April Core Value | CONFIDENCE
As we talk about confidence we wanted to first focus on self-confidence: the general view of yourself and how likely you believe you can accomplish and meet goals.
Practical Ways to Improve Your Confidence (and why you should)
The New York Times has written a practical list of different ways to improve your confidence and they have sited that high confidence leads to more chances to improve. Believing in yourself matters. According to Charlie Houpert, the author of "Charisma on Command", confidence doesn't just make you feel better, it also helps you take risks to make tangible improvements to your life." Here are a few ideas to try this month:
Try things that make you uncomfortable.
- "This can involve more daunting changes, like taking a new job or confronting someone you usually avoid. However, it can also take smaller forms, like striking up a conversation with someone new if you’re normally shy, or trying a new food. According to Mr. Houpert, it’s more important that you regularly expand your comfort zone rather than occasionally throwing yourself into the deep end."

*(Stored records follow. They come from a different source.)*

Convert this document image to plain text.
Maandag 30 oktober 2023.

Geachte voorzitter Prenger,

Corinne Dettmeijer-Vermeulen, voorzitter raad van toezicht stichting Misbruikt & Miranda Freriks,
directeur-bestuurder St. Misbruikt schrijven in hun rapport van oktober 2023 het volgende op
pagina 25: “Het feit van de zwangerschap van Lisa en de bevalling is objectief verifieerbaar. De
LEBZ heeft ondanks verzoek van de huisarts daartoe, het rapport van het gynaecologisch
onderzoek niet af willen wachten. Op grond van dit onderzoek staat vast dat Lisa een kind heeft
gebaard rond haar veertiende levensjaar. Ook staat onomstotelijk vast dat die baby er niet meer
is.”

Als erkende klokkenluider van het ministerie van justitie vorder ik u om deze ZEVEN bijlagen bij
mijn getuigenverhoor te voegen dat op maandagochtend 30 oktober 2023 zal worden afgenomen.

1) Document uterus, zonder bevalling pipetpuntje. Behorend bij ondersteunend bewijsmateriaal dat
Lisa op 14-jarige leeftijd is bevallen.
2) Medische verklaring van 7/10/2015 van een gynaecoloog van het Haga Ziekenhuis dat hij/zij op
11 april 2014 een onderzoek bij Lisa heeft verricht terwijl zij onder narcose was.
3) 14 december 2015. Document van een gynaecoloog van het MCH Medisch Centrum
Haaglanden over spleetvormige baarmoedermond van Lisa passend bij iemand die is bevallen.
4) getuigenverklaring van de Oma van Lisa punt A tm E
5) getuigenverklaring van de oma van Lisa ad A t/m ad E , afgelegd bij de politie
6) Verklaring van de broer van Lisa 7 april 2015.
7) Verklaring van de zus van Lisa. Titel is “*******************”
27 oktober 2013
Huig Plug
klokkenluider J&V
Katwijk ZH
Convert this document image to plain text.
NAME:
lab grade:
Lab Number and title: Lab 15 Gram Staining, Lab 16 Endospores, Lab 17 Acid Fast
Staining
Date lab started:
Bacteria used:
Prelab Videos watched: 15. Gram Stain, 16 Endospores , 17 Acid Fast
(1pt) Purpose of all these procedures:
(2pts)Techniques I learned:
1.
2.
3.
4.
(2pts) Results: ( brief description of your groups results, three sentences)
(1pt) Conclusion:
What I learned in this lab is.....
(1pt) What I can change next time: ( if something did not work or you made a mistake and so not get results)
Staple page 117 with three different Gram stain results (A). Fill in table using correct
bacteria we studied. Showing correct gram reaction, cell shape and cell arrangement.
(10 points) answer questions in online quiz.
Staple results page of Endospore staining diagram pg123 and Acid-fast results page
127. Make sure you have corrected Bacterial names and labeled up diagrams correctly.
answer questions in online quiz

Defy your impostor syndrome.
- "Impostor syndrome is a nasty mental bug that convinces you that your accomplishments don't really count. This doubt can creep in because it's easier to remember faults but more difficult to remember successes. Make a habit of periodically writing down or reflecting on times you've done things well. It's easier to be confident in your abilities when you remember them."
Adjust your posture.
- "The posture you adopt can affect how you feel about yourself. While it might feel a little silly at first (remember that tip about stepping outside your comfort zone), trying out powerful stances can help adjust your frame of mind. Research from Ohio State University suggests that something as simple as sitting up straight can make you feel more confident in what you're doing."